Systems thinking is what makes designers great

I used to believe that what made great designers so great was their craft; their ability to add polish and style to whatever they touched. Now I see that what makes exceptional designers so incredible is not only their attention to detail, but their ability to think holistically about their work.

Long ago, I would spend time browsing Dribbble or Behance and admiring the beautiful aesthetics and animations I saw there. I'd look at portfolios of the most stylish, trendy work for everything from logos and websites to app designs and character illustrations. Whenever I encountered something that seemed highly polished, I'd think: "This is great design!"

It's easy to view design as making things pretty, as though the presentation of the work is all that matters because that's the thing we can see. For those outside the design world, this is a similar perspective to that of art. We tend to celebrate art for its appearance. Apple famously makes beautiful objects and proudly shows them off as such under the veil of "great design."

At some level, this notion that good design is polished craft is true—craft (a delicate process of detail) and visual polish matter significantly in design. But what I've learned over time is that the best designers can think holistic about the work, not just its presentation. They have a keen ability to think and imagine beyond just the design on the screen or canvas.

Inexperienced designers tend to think only within the boundaries of what they're making. They've heard that building a deep understanding of what they're making will strengthen it but often narrow their focus, so they fail to understand how putting their work out into the world might break it apart. The design these inexperienced designers create fails to stand up when it encounters someone with a disability or is taken out of context or distorted by size or time.

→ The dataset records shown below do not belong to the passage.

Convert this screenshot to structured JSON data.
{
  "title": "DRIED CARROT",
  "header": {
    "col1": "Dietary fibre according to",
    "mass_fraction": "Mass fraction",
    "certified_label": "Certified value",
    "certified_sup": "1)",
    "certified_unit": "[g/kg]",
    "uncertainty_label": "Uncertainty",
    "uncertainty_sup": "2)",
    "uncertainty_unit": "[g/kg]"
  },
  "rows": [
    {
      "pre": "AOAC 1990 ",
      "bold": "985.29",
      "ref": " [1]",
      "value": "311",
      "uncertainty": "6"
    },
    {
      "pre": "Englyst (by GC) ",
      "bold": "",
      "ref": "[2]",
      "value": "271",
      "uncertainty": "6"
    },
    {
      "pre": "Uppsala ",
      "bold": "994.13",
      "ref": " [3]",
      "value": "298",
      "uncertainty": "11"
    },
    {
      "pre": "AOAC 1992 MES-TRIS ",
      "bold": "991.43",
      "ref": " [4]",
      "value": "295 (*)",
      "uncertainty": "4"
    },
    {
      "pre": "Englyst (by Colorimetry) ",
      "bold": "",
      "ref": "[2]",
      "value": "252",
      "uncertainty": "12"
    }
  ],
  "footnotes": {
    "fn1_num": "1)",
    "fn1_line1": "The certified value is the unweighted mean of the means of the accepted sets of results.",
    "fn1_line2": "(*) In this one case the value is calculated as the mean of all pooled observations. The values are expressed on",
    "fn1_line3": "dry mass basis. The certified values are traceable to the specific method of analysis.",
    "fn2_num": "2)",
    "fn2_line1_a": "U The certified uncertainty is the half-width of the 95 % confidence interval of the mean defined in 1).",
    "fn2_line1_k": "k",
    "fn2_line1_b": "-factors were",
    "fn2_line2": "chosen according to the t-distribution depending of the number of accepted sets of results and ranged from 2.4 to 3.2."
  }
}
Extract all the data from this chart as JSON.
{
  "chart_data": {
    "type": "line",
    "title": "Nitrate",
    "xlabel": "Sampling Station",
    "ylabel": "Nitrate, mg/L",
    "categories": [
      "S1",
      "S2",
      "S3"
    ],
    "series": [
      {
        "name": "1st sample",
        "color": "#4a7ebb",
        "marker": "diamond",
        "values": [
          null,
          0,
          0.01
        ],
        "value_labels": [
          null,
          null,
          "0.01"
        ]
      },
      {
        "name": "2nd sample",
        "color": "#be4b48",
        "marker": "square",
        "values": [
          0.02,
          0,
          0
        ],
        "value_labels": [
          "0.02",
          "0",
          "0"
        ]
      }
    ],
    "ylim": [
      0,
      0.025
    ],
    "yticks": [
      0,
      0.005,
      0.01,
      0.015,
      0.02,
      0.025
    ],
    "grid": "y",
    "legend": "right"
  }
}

Poor design meets one need while creating a dozen others. Good design resolves problems without negatively affecting anything else in its ecosystem.

We call this lens of thinking "systems thinking." It tends to separate the genuinely great designers from the pretty-great ones.

The designers who do tremendous work know that what they're creating does not exist within a bubble. They understand that the context of what they're making plays a vital role in how the team should build it. They know how what they create affects everything it touches, particularly the people. The design is intentional. Trade-offs are known, weighted, and decided on. Not only in the immediate problem space but in the surrounding spaces too.

If you want to be an average designer: focus on a narrow perspective around whatever you're making. Don't worry about how what you make will affect the industry or the people who use or encounter it in different capacities. Don't worry about those who will have to evolve the design or those who might come after you to tweak it.

On the other hand, if you want to be a designer whose impact is beyond a narrow scope: constantly hone your process to consider the range of what—and who—your design work will impact. You can do this in many ways, some of which have been documented in-depth across the Internet.

Build out extremes of your work, the most straightforward and complex versions. Not to say you've done it, but to get a feel for what those extremes look or feel like in context.

Build always with the intent of sharing your work (even if that's not going to happen). Sharing work early and often might mean leaving ample notes or comments in your working documents if you're on a team. If you're working independently, leave the comments anyway. You never know when you'll have to return to some old work and how quickly statements and well-structured documents can help you reconnect and understand the work.

Invite others to provide feedback as often as possible and engage them with questions and curiosities about how their work shapes their perspective of your work.

Look at the larger ecosystem your designs need to exist in, and you'll build things that look better (due to consistency and familiarity) and function better. And that's what makes someone a phenomenal designer.